Now a slew of new schools, including Ohio State, Indiana, Kansas, Memphis, Alabama, South Carolina, Georgetown and Arkansas are in the mix for the 6-foot-6, high-flying athletic wing who had 10 points as the USA team beat the NYC team, 87-86, Saturday night in the Big Strick classic at City College of New York.
Williams, who will spend his senior season at Oak Hill Academy, plans to visit Alabama this coming weekend, and may trip to South Carolina on the way out.
“[Alabama] is a real get up-and-down team, uptempo,” Williams told SNY.tv in the above video. “They’re recruiting me and my point guard, Anthony ‘Cat’ Barber, so we’re looking at going to them.

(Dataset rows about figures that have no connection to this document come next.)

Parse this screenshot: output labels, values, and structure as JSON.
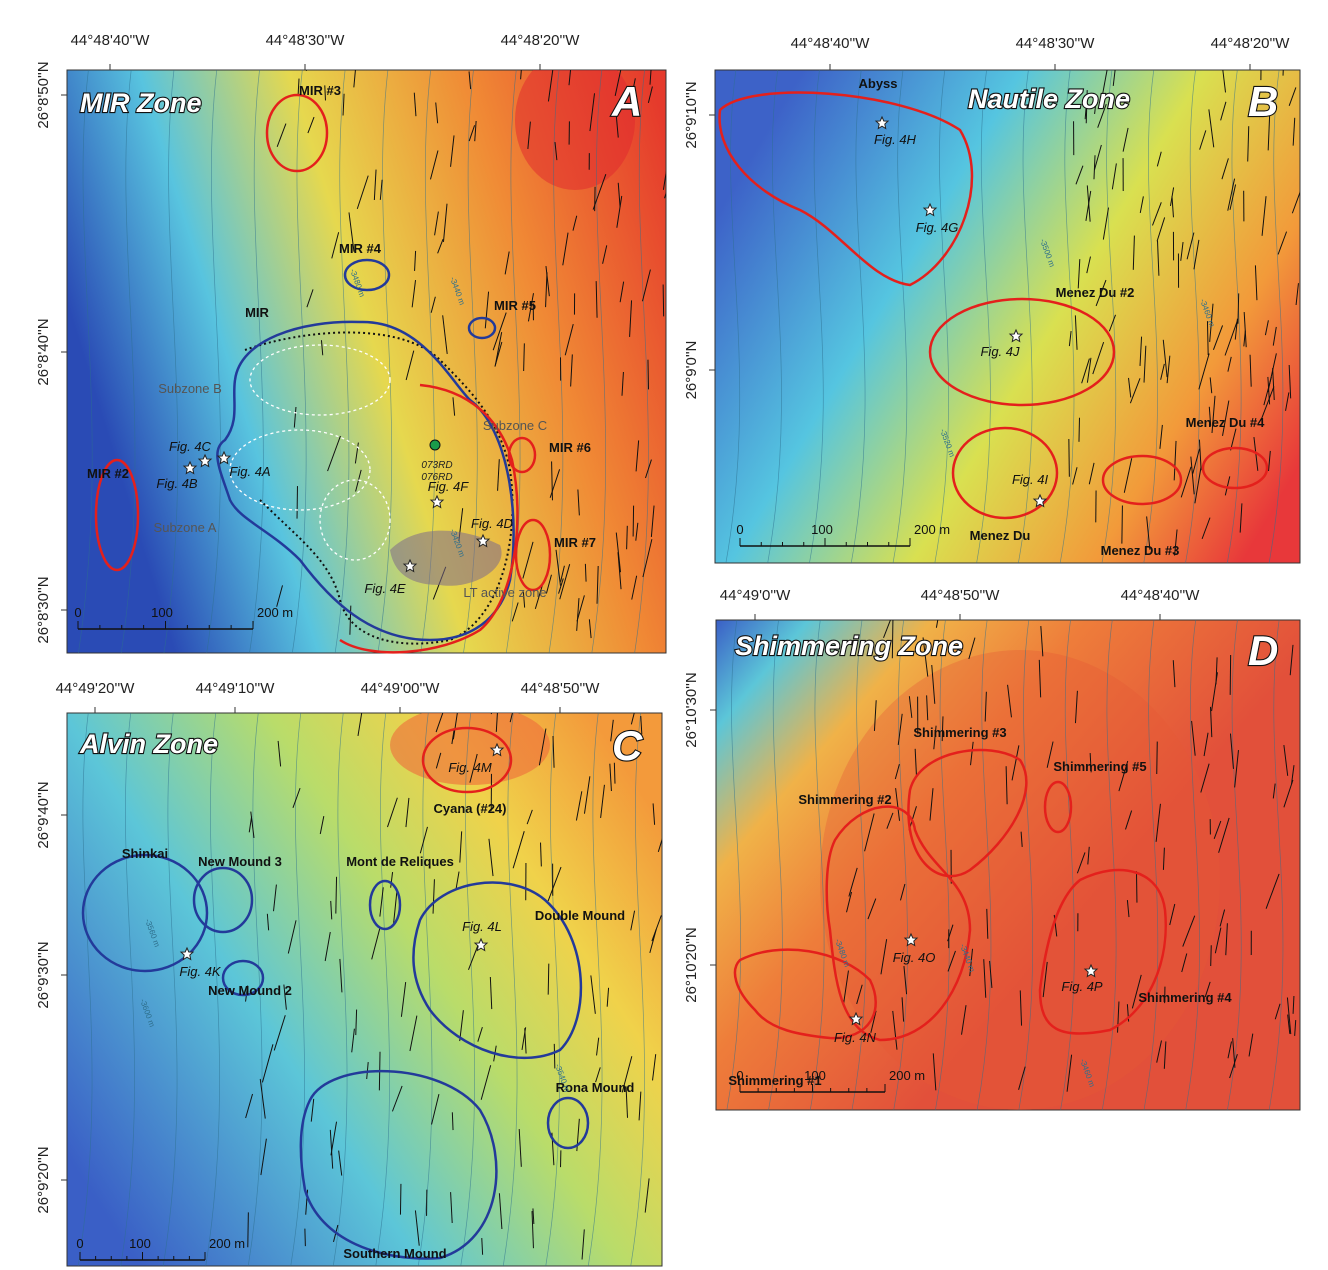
{
  "panels": [
    {
      "zone": "MIR Zone",
      "letter": "A",
      "lon_labels": [
        "44°48'40''W",
        "44°48'30''W",
        "44°48'20''W"
      ],
      "lat_labels": [
        "26°8'50''N",
        "26°8'40''N",
        "26°8'30''N"
      ],
      "features": [
        "MIR #3",
        "MIR #4",
        "MIR #5",
        "MIR",
        "MIR #6",
        "MIR #7",
        "MIR #2"
      ],
      "notes": [
        "Subzone B",
        "Subzone A",
        "Subzone C",
        "LT active zone",
        "073RD",
        "076RD"
      ],
      "figures": [
        "Fig. 4C",
        "Fig. 4B",
        "Fig. 4A",
        "Fig. 4F",
        "Fig. 4D",
        "Fig. 4E"
      ],
      "contours": [
        "-3480 m",
        "-3440 m",
        "-3420 m"
      ],
      "scale": [
        "0",
        "100",
        "200 m"
      ]
    },
    {
      "zone": "Nautile Zone",
      "letter": "B",
      "lon_labels": [
        "44°48'40''W",
        "44°48'30''W",
        "44°48'20''W"
      ],
      "lat_labels": [
        "26°9'10''N",
        "26°9'0''N"
      ],
      "features": [
        "Abyss",
        "Menez Du #2",
        "Menez Du #4",
        "Menez Du #3",
        "Menez Du"
      ],
      "notes": [],
      "figures": [
        "Fig. 4H",
        "Fig. 4G",
        "Fig. 4J",
        "Fig. 4I"
      ],
      "contours": [
        "-3500 m",
        "-3520 m",
        "-3460 m"
      ],
      "scale": [
        "0",
        "100",
        "200 m"
      ]
    },
    {
      "zone": "Alvin Zone",
      "letter": "C",
      "lon_labels": [
        "44°49'20''W",
        "44°49'10''W",
        "44°49'00''W",
        "44°48'50''W"
      ],
      "lat_labels": [
        "26°9'40''N",
        "26°9'30''N",
        "26°9'20''N"
      ],
      "features": [
        "Shinkai",
        "New Mound 3",
        "New Mound 2",
        "Mont de Reliques",
        "Double Mound",
        "Cyana (#24)",
        "Rona Mound",
        "Southern Mound"
      ],
      "notes": [],
      "figures": [
        "Fig. 4M",
        "Fig. 4L",
        "Fig. 4K"
      ],
      "contours": [
        "-3560 m",
        "-3600 m",
        "-3540 m"
      ],
      "scale": [
        "0",
        "100",
        "200 m"
      ]
    },
    {
      "zone": "Shimmering Zone",
      "letter": "D",
      "lon_labels": [
        "44°49'0''W",
        "44°48'50''W",
        "44°48'40''W"
      ],
      "lat_labels": [
        "26°10'30''N",
        "26°10'20''N"
      ],
      "features": [
        "Shimmering #3",
        "Shimmering #5",
        "Shimmering #2",
        "Shimmering #1",
        "Shimmering #4"
      ],
      "notes": [],
      "figures": [
        "Fig. 4O",
        "Fig. 4P",
        "Fig. 4N"
      ],
      "contours": [
        "-3480 m",
        "-3440 m",
        "-3460 m"
      ],
      "scale": [
        "0",
        "100",
        "200 m"
      ]
    }
  ]
}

“I’ve been talking to coach Anthony Grant a lot. He’s excited about me coming down to the campus next weekend.”
Williams and Barber, who missed the Big Strick game with an injury, are considering packaging at Alabama, Louisville or potentially Kansas.
“We’re about 50/50 on it,” Williams said. “We’re going to talk about it more. We’re going to try and either commit and sign in November. If not, we’re going to just wait until the spring.”
As for the other schools, Williams has no visits planned.
“With Kansas, they finished second last year,” Williams said. “I’ve been keeping in touch with Coach [Bill] Self and coach [Joe] Dooley a lot. They’re also recruiting Cat, too, so they’re looking to get us together.”